ECLI:NL:RBROT:2018:2779

Rechtbank Rotterdam

Datum uitspraak
14 maart 2018
Publicatiedatum
6 april 2018
Zaaknummer
C/10/520228 / HA ZA 17-135
Instantie
Rechtbank Rotterdam
Type
Uitspraak
Rechtsgebied
Civiel recht
Procedures
  • Eerste aanleg - enkelvoudig
Vindplaatsen
  • Rechtspraak.nl
AI samenvatting door LexboostAutomatisch gegenereerd

Onredelijk bezwarend exoneratiebeding in algemene voorwaarden

In deze zaak, gewezen door de Rechtbank Rotterdam op 14 maart 2018, staat de vraag centraal of de gedaagden tekortgeschoten zijn in de nakoming van een overeenkomst die kan worden gekwalificeerd als een aanneming van werk en een koopovereenkomst. De eiser, vertegenwoordigd door mr. J.W.G. van der Wallen, heeft de gedaagden, vertegenwoordigd door mr. J.W. Kobossen, aangeklaagd vanwege gebreken aan de door hen aangelegde beschoeiing. De rechtbank heeft in een tussenvonnis van 25 oktober 2017 overwogen dat de beschoeiing aan de verwachtingen van de eiser moet voldoen, en dat de gedaagden aansprakelijk zijn voor eventuele gebreken. De rechtbank heeft vastgesteld dat er cosmetische gebreken zijn en dat deskundige voorlichting nodig is om de schade te beoordelen.

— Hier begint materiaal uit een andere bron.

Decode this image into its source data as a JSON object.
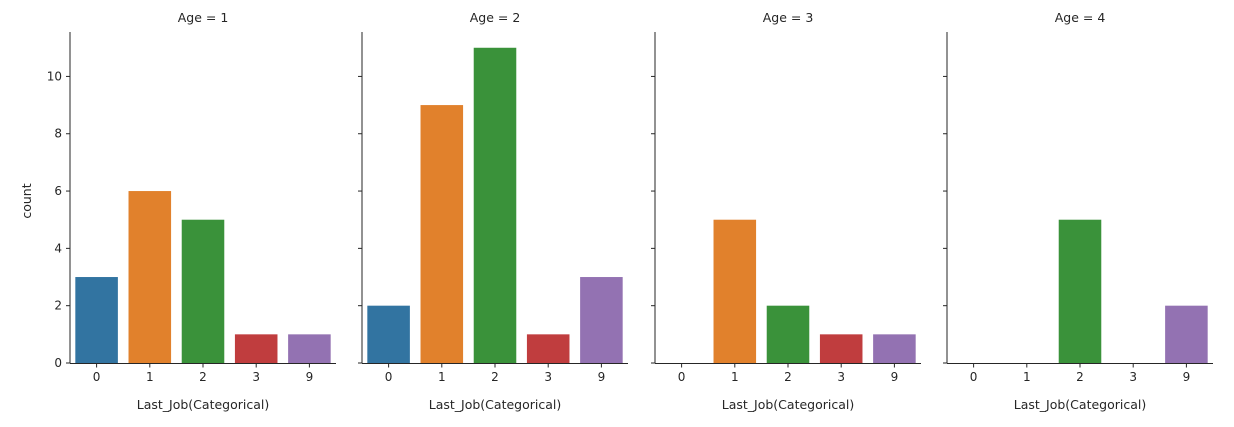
{
  "chart_data": {
    "type": "bar",
    "layout": "facet-columns",
    "ylabel": "count",
    "xlabel": "Last_Job(Categorical)",
    "categories": [
      "0",
      "1",
      "2",
      "3",
      "9"
    ],
    "ylim": [
      0,
      11.55
    ],
    "yticks": [
      0,
      2,
      4,
      6,
      8,
      10
    ],
    "colors": [
      "#3274a1",
      "#e1812c",
      "#3a923a",
      "#c03d3e",
      "#9372b2"
    ],
    "grid": false,
    "panels": [
      {
        "title": "Age = 1",
        "values": [
          3,
          6,
          5,
          1,
          1
        ]
      },
      {
        "title": "Age = 2",
        "values": [
          2,
          9,
          11,
          1,
          3
        ]
      },
      {
        "title": "Age = 3",
        "values": [
          0,
          5,
          2,
          1,
          1
        ]
      },
      {
        "title": "Age = 4",
        "values": [
          0,
          0,
          5,
          0,
          2
        ]
      }
    ]
  }
}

De rechtbank heeft ook het beroep van de gedaagden op een exoneratiebeding in hun algemene voorwaarden beoordeeld. Dit beding, dat de aansprakelijkheid van de gedaagden beperkt, werd door de eiser betwist op grond van onredelijke bezwarendheid volgens artikel 6:237 BW. De rechtbank oordeelt dat de gedaagden niet voldoende feiten of omstandigheden hebben aangedragen om aan te tonen dat het exoneratiebeding niet onredelijk bezwarend is. De rechtbank concludeert dat het exoneratiebeding vernietigbaar is, waardoor het beroep van de gedaagden op dit beding niet kan slagen.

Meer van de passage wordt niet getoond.